Наконец он вздрогнул и застонал, свалившись на нее, как будто хотел протолкнуть ее сквозь матрас на пол. Чтобы она не улизнула от него. Чтобы она никогда не смогла сбежать от него.
Так он лежал несколько минут, хрипло дыша. Нелл слышала, как плачет ее мать и как задыхается отец, будто пробежал марафонскую дистанцию.
Ей хотелось отвернуться, закрыть глаза. Почему она не может это прекратить? Почему она не может это прекратить?

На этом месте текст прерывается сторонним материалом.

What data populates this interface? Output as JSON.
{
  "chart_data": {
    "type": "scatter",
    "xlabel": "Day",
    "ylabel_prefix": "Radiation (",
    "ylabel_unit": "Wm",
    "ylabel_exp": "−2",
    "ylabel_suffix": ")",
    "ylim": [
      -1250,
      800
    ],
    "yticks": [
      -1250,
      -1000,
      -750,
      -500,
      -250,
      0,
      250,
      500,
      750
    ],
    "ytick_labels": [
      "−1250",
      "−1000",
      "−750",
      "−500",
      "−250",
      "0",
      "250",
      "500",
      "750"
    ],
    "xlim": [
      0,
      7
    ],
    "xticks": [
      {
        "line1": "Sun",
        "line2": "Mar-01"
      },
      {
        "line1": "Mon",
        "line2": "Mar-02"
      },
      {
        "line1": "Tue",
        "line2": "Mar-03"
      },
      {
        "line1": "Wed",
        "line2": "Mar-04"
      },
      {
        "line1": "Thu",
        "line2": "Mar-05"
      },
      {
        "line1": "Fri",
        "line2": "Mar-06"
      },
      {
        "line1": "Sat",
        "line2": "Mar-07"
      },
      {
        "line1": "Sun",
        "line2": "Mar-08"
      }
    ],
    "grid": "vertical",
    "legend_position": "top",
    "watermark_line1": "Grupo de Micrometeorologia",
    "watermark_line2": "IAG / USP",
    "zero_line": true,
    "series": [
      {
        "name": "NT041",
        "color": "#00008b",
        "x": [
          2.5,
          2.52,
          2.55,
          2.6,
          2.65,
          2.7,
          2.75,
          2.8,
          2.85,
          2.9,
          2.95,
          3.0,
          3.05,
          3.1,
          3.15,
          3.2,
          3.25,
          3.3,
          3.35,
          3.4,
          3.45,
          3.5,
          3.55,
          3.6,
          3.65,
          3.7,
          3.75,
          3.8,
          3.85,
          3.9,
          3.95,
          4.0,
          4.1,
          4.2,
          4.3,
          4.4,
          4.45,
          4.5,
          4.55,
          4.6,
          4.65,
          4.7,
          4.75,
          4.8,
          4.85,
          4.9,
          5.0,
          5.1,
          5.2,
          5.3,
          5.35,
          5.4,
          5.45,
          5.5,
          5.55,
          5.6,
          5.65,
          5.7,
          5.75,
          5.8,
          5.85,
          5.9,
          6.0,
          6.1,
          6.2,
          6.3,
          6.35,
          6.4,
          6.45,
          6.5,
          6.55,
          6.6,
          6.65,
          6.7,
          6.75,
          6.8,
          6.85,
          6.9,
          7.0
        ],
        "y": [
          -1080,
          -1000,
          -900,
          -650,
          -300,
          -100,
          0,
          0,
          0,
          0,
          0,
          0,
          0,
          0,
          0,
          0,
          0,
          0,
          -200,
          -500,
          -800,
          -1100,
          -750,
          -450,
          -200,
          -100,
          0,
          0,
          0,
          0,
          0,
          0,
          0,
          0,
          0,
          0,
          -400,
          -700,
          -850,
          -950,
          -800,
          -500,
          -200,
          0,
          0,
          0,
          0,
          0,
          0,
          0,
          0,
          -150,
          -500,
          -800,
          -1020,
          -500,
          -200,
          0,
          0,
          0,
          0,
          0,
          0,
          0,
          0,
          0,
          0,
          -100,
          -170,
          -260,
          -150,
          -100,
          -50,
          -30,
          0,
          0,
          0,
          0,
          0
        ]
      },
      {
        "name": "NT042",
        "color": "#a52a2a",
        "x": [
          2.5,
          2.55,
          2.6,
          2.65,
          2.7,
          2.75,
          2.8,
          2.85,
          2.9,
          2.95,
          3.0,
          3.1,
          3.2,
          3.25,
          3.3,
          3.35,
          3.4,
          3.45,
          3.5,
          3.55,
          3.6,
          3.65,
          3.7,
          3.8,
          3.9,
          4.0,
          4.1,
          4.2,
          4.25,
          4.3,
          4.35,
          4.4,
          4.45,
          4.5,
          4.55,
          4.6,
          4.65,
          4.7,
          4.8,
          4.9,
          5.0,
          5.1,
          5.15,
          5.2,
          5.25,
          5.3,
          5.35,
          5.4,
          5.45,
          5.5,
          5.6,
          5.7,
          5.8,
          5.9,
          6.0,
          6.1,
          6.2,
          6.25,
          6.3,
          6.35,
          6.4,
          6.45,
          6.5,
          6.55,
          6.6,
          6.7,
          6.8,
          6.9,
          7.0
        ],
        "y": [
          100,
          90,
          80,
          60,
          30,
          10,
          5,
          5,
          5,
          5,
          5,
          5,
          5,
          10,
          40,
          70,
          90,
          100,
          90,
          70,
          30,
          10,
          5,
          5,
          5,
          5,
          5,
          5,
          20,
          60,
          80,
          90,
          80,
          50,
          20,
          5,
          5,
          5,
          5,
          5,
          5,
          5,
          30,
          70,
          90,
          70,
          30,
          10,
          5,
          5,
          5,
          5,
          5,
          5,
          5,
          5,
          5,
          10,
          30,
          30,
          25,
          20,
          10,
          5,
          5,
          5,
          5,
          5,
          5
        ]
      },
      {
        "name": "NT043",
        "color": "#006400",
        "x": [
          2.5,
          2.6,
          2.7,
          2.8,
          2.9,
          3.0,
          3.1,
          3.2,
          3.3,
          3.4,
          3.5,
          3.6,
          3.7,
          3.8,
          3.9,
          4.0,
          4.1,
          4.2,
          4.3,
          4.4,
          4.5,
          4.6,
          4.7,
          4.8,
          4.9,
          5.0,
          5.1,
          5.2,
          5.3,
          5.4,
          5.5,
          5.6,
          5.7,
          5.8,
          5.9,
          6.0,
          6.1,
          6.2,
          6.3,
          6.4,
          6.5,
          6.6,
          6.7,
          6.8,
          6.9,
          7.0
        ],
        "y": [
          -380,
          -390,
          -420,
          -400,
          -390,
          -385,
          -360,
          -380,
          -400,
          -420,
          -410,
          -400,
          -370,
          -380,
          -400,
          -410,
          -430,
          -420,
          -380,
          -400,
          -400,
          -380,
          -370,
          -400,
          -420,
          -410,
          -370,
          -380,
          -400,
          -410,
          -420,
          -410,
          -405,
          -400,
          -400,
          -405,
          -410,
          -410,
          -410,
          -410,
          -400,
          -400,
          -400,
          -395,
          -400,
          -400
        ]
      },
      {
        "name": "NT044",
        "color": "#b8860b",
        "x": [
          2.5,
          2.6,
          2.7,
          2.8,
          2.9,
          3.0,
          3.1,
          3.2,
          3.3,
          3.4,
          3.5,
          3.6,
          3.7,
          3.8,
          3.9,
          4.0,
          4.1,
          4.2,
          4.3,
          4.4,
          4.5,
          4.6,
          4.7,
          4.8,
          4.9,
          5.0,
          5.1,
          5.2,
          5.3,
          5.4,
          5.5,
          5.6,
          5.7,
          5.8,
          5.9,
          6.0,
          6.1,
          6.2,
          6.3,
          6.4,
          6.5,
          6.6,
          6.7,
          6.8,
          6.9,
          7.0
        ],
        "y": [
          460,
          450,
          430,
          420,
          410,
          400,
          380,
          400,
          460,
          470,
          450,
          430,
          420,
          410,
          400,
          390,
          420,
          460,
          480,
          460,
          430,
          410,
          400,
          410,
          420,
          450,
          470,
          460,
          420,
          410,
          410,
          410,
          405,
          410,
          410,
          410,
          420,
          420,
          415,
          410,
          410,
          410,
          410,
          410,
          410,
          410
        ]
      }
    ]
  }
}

Наконец Адам Галлахер поднялся с обмякшего тела жены и сел на пятки между ее раздвинутыми ногами, натягивая трусы. Она сразу же повернулась на бок и крепко сжала ноги, как будто могла предотвратить то, что уже случилось. Дрожащие пальцы попытались застегнуть пуговицы на рубашке, но не справились и просто стянули ворот, прикрывая грудь. Она свернулась в клубок, как младенец, продолжая так же ужасно плакать, выражая этим свой протест, на который он даже не думал обращать внимание.
Он положил руку ей на бедро и вроде как потер его, улыбаясь так, будто видел перед собой сытую, удовлетворенную любовницу.
— Я люблю тебя, Грейс. Я люблю тебя.
Нелл видела, как дрожала ее мать, как пыталась избежать его прикосновения. Но глаз она не открыла, только продолжала бормотать:
— Нет… нет… нет…
— Я люблю тебя.
— Нет… нет…
Нелл было так больно на это смотреть, что она отвернулась и попробовала выбраться из видения назад в то время, когда человек, зачавший ее, был уже мертв и не мог никого больше обидеть. Но когда она взглянула на полуоткрытую дверь, то увидела, что не одна она была свидетельницей грубого изнасилования.
Маленькая девочка, не замеченная родителями, стояла в дверях и таращилась на них, открыв рот. Губы ее дрожали. Она была в пижаме, длинные темные волосы спутаны. Она смотрела на родителей, как на совершенно незнакомых ужасных людей, напугавших ее.
Хейли.
Ей тогда было около четырех лет, подумала Нелл. Вряд ли она могла понять, что она видела. Но это зрелище оставило глубокий след в ее эмоциональном, психологическом и сексуальном развитии.